La notion de l’influence pour nous, business schools, se construit dans une double temporalité :

  • Le court-terme avec la notion d’impact qui consiste à montrer que nous sommes utiles à nos publics par la valeur ajoutée que nous leur apportons. Il s’agit d’un travail complexe puisque les grandes écoles organisent une multitude d’activités pour de cibles très diverses (étudiants, entreprises, chercheurs, grand public… en France et à l’international). Nous sommes mobilisés sur cette notion de valeur par l’usage et les bienfaits que nos publics peuvent en retirer.
  • Le moyen/long terme avec la notion d’influence proprement dite qui se construit dans le temps. L’objectif est d’inscrire dans le paysage mental de nos interlocuteurs, GEM – Grenoble Ecole de Management, comme référence dans les domaines stratégiques que nous avons choisis d’occuper. Ce que fait l’école avec et pour ses parties prenantes y compris pour la société en général doit nous placer au cœur de ces sujets. L’influence ne se limite pas à l’entre-gens ou au lobbying bien que l’ensemble soit une alchimie subtile propre à chaque établissement, à son histoire, ses valeurs, son positionnement.

Comment mesurer cette influence ?

Quels indicateurs doit-on utiliser pour qu’ils soient pertinents et reconnus ? C’est un enjeu majeur au vu des investissements mobilisés. Il existe des outils de mesures développés par les business schools sur le calcul de leur impact en particulier de proximité tels que le BSIS de la FNEGE ? D’autres outils nous aident dans la mesure des flux, des audiences, de l’engagement et de la participation de nous publics sur les réseaux sociaux par exemple. Dans notre monde de connaissance, s’il n’y pas de politiques et de mesures d’impact nous sommes condamnés à mort ! C’est à nous d’inventer ces éléments de mesure.

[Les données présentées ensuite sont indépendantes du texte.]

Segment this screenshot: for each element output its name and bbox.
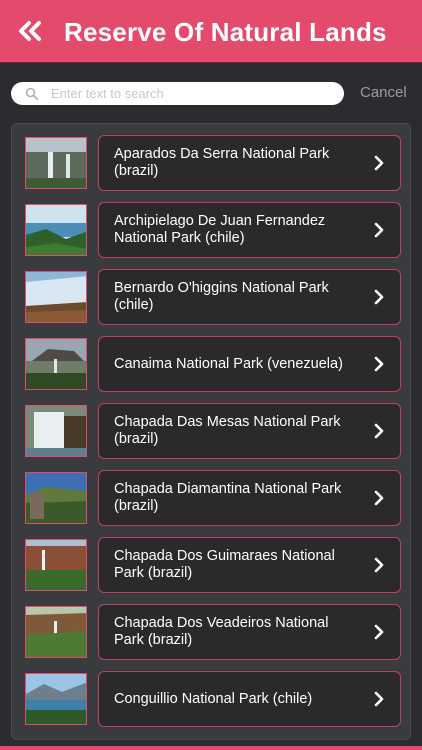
search-input[interactable] [51, 82, 336, 105]
list-item[interactable]: Bernardo O'higgins National Park (chile) [25, 269, 401, 327]
park-name: Archipielago De Juan Fernandez National … [114, 213, 326, 246]
park-thumbnail [25, 204, 87, 256]
chevron-right-icon [374, 624, 384, 640]
park-card[interactable]: Bernardo O'higgins National Park (chile) [98, 269, 401, 325]
cancel-button[interactable]: Cancel [360, 84, 407, 101]
bottom-accent-bar [0, 746, 422, 750]
park-card[interactable]: Chapada Dos Veadeiros National Park (bra… [98, 604, 401, 660]
list-item[interactable]: Chapada Das Mesas National Park (brazil) [25, 403, 401, 461]
park-name: Canaima National Park (venezuela) [114, 355, 343, 372]
back-button[interactable] [10, 14, 50, 48]
park-name: Chapada Das Mesas National Park (brazil) [114, 414, 341, 447]
park-thumbnail [25, 405, 87, 457]
park-name: Conguillio National Park (chile) [114, 690, 313, 707]
chevron-right-icon [374, 356, 384, 372]
chevron-right-icon [374, 423, 384, 439]
park-name: Chapada Dos Veadeiros National Park (bra… [114, 615, 329, 648]
park-thumbnail [25, 472, 87, 524]
park-list[interactable]: Aparados Da Serra National Park (brazil)… [11, 123, 411, 740]
chevron-right-icon [374, 557, 384, 573]
park-thumbnail [25, 606, 87, 658]
page-title: Reserve Of Natural Lands [64, 17, 387, 47]
park-card[interactable]: Canaima National Park (venezuela) [98, 336, 401, 392]
chevron-right-icon [374, 222, 384, 238]
search-icon [25, 87, 39, 101]
list-item[interactable]: Archipielago De Juan Fernandez National … [25, 202, 401, 260]
park-thumbnail [25, 338, 87, 390]
park-card[interactable]: Chapada Diamantina National Park (brazil… [98, 470, 401, 526]
park-name: Chapada Diamantina National Park (brazil… [114, 481, 342, 514]
chevron-right-icon [374, 289, 384, 305]
chevron-right-icon [374, 691, 384, 707]
park-thumbnail [25, 539, 87, 591]
park-card[interactable]: Aparados Da Serra National Park (brazil) [98, 135, 401, 191]
list-item[interactable]: Chapada Dos Veadeiros National Park (bra… [25, 604, 401, 662]
park-name: Chapada Dos Guimaraes National Park (bra… [114, 548, 335, 581]
park-card[interactable]: Chapada Dos Guimaraes National Park (bra… [98, 537, 401, 593]
double-chevron-left-icon [19, 21, 41, 41]
park-name: Bernardo O'higgins National Park (chile) [114, 280, 329, 313]
chevron-right-icon [374, 155, 384, 171]
list-item[interactable]: Aparados Da Serra National Park (brazil) [25, 135, 401, 193]
park-card[interactable]: Chapada Das Mesas National Park (brazil) [98, 403, 401, 459]
list-item[interactable]: Conguillio National Park (chile) [25, 671, 401, 729]
park-card[interactable]: Archipielago De Juan Fernandez National … [98, 202, 401, 258]
park-thumbnail [25, 673, 87, 725]
park-card[interactable]: Conguillio National Park (chile) [98, 671, 401, 727]
search-bar[interactable] [11, 82, 344, 105]
app-header: Reserve Of Natural Lands [0, 0, 422, 63]
park-thumbnail [25, 137, 87, 189]
list-item[interactable]: Canaima National Park (venezuela) [25, 336, 401, 394]
chevron-right-icon [374, 490, 384, 506]
list-item[interactable]: Chapada Diamantina National Park (brazil… [25, 470, 401, 528]
park-thumbnail [25, 271, 87, 323]
list-item[interactable]: Chapada Dos Guimaraes National Park (bra… [25, 537, 401, 595]
park-name: Aparados Da Serra National Park (brazil) [114, 146, 330, 179]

De la e-réputation à l’influence

 

L’exemple des Réseaux Sociaux. Pourquoi sont-ils utiles ? :

Facebook parle plutôt aux individus, Linkedin aux professionnels et aux entreprises. Instagram est devenu le champion de l’instantanéité et du storytelling, en plaçant l’image et la vidéo au cœur de son positionnement. Twitter qui a eu des hauts et des bas, revient sur les devants de la scène toujours utile pour toucher les prescripteurs, les relais d’opinion et les influenceurs. D’autant que ce réseau a enfin trouvé son modèle économique après beaucoup de tâtonnement et après ses autres « frères et sœurs ».

Et les autres ?

Youtube bien sûr mais pour quelles complémentarités ? De la simple mise en vidéo de l’existant ou de la création de contenus originaux ? On peut également imaginer un média pocasts comme Les Echos, au vu de l’explosion de l’usage de cette technologie asynchrone, « libératrice » et ciblée. Comme le streaming a révolutionné la télé et la vidéo, le podcast révolutionne la radio et la consommation du son.

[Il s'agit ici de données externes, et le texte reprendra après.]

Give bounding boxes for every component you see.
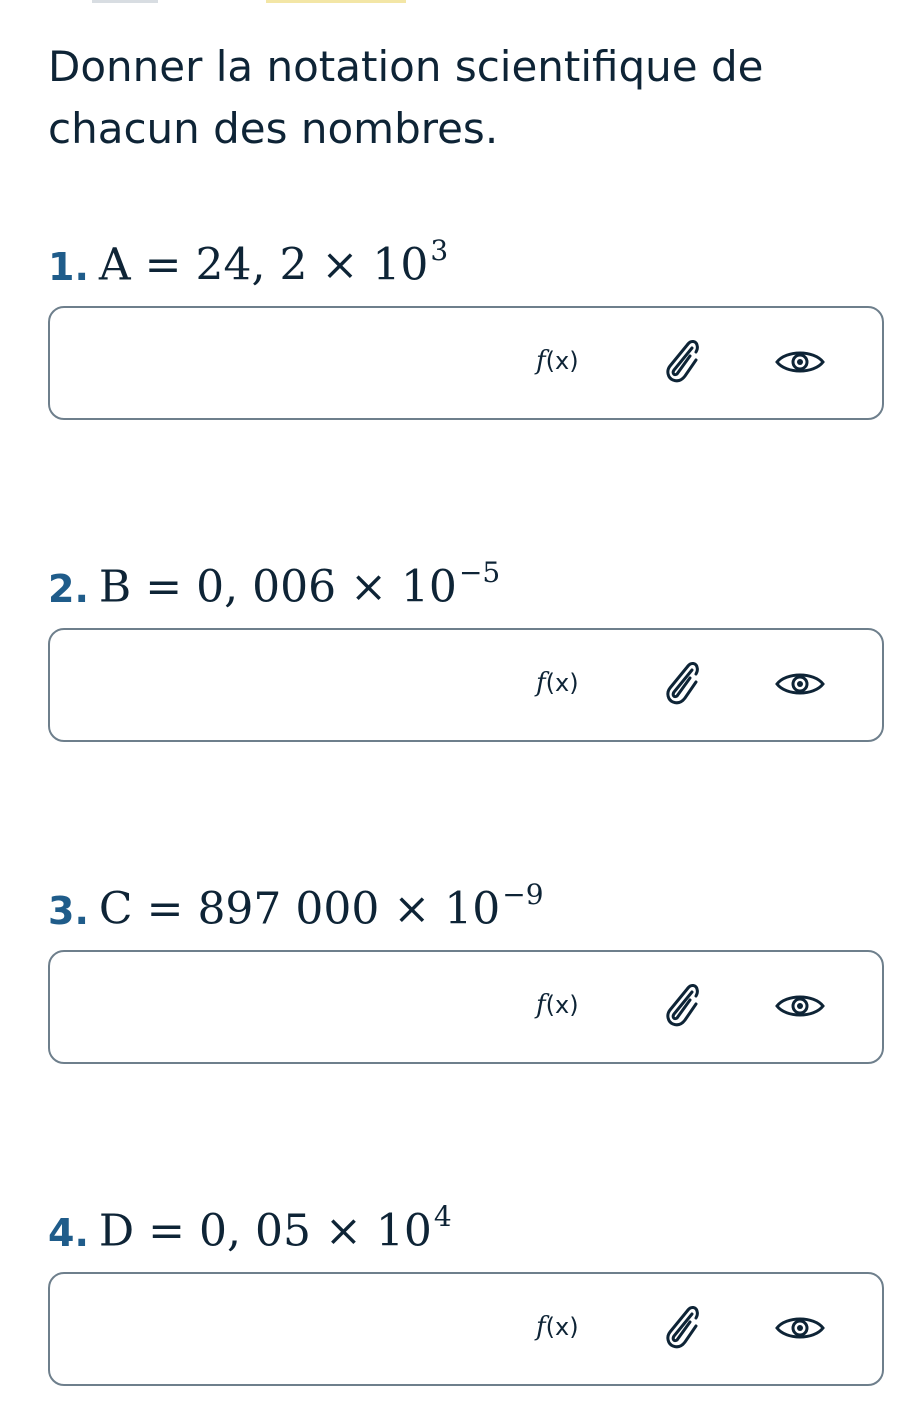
- mantissa: 0, 05: [199, 1205, 312, 1257]
- equals-sign: =: [144, 239, 182, 291]
- progress-segment-active: [266, 0, 406, 3]
- math-expression: A = 24, 2 × 103: [98, 234, 448, 291]
- formula-f: f: [536, 668, 546, 698]
- mantissa: 897 000: [197, 883, 380, 935]
- power-base: 10: [444, 883, 501, 935]
- question-number: 1.: [48, 244, 89, 289]
- math-expression: D = 0, 05 × 104: [98, 1200, 452, 1257]
- formula-button[interactable]: f(x): [536, 668, 579, 698]
- formula-args: (x): [545, 1313, 579, 1341]
- question-label: 4. D = 0, 05 × 104: [48, 1200, 452, 1264]
- power-exponent: 3: [430, 234, 449, 267]
- eye-icon[interactable]: [774, 668, 826, 700]
- formula-f: f: [536, 1312, 546, 1342]
- progress-segment: [92, 0, 158, 3]
- progress-bars: [0, 0, 920, 6]
- times-sign: ×: [325, 1205, 362, 1257]
- equals-sign: =: [148, 1205, 186, 1257]
- question-item: 4. D = 0, 05 × 104 f(x): [48, 1200, 888, 1404]
- question-item: 1. A = 24, 2 × 103 f(x): [48, 234, 888, 438]
- power-exponent: 4: [433, 1200, 452, 1233]
- power-exponent: −9: [502, 878, 544, 911]
- answer-input[interactable]: f(x): [48, 306, 884, 420]
- variable-name: A: [98, 239, 131, 291]
- mantissa: 0, 006: [196, 561, 337, 613]
- answer-input[interactable]: f(x): [48, 1272, 884, 1386]
- paperclip-icon[interactable]: [658, 1302, 702, 1352]
- question-number: 2.: [48, 566, 89, 611]
- question-item: 3. C = 897 000 × 10−9 f(x): [48, 878, 888, 1082]
- paperclip-icon[interactable]: [658, 336, 702, 386]
- question-label: 3. C = 897 000 × 10−9: [48, 878, 544, 942]
- formula-args: (x): [545, 991, 579, 1019]
- answer-input[interactable]: f(x): [48, 950, 884, 1064]
- eye-icon[interactable]: [774, 346, 826, 378]
- power-base: 10: [375, 1205, 432, 1257]
- variable-name: B: [98, 561, 132, 613]
- question-number: 4.: [48, 1210, 89, 1255]
- mantissa: 24, 2: [195, 239, 308, 291]
- eye-icon[interactable]: [774, 990, 826, 1022]
- formula-button[interactable]: f(x): [536, 1312, 579, 1342]
- times-sign: ×: [321, 239, 359, 291]
- exercise-instruction: Donner la notation scientifique de chacu…: [48, 42, 764, 153]
- paperclip-icon[interactable]: [658, 980, 702, 1030]
- power-base: 10: [400, 561, 457, 613]
- question-label: 2. B = 0, 006 × 10−5: [48, 556, 500, 620]
- power-exponent: −5: [458, 556, 501, 589]
- math-expression: C = 897 000 × 10−9: [98, 878, 544, 935]
- question-item: 2. B = 0, 006 × 10−5 f(x): [48, 556, 888, 760]
- formula-args: (x): [545, 669, 579, 697]
- question-number: 3.: [48, 888, 89, 933]
- paperclip-icon[interactable]: [658, 658, 702, 708]
- formula-args: (x): [545, 347, 579, 375]
- eye-icon[interactable]: [774, 1312, 826, 1344]
- equals-sign: =: [145, 561, 183, 613]
- variable-name: C: [98, 883, 133, 935]
- times-sign: ×: [393, 883, 431, 935]
- variable-name: D: [98, 1205, 135, 1257]
- power-base: 10: [372, 239, 429, 291]
- formula-f: f: [536, 990, 546, 1020]
- times-sign: ×: [350, 561, 387, 613]
- question-label: 1. A = 24, 2 × 103: [48, 234, 448, 298]
- formula-f: f: [536, 346, 546, 376]
- formula-button[interactable]: f(x): [536, 990, 579, 1020]
- equals-sign: =: [146, 883, 184, 935]
- math-expression: B = 0, 006 × 10−5: [98, 556, 500, 613]
- formula-button[interactable]: f(x): [536, 346, 579, 376]
- answer-input[interactable]: f(x): [48, 628, 884, 742]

Les messageries instantanées devenues incontournables dans les jeunes générations peuvent être déstabilisantes mais elles occupent un créneau d’usage de plus en plus partagé : l’instant. Quant à Google+, il n’a pas donné les résultats escomptés. Le blog s’inscrit dans la durée, dans la cohérence et la pertinence de contenus qualitatifs. Il apporte une réelle indépendance en terme d’outil puisqu’il appartient à son créateur ce qui n’est pas le cas des réseaux sociaux. Et regardons également du côté des chatbots qui bien gérés de redoutables outils de conquête et d’interactivité.

Réseaux sociaux : comment les optimiser ?

Si je prends mon cas…

Paradoxalement, les réseaux sociaux sont des espaces de liberté que demande une organisation militaire en quatre points :

  • Bien définir sa ligne éditoriale, c’est-à-dire sa ligne politique, sa politique de contenus et ton adopté. « La forme, c’est le fond qui remonte à la surface » nous rappelle Victor Hugo.
  • Décliner les messages selon le réseau et l’interlocuteur,
  • Publier dans la régularité pour créer des rendez-vous (hebdos a minima) et une petite musique de fond,
  • Être réactif et avoir une bonne dose d’humilité. Les résultats escomptés ne sont pas toujours là où ils sont attendus… et pas forcément proportionnels aux efforts consentis !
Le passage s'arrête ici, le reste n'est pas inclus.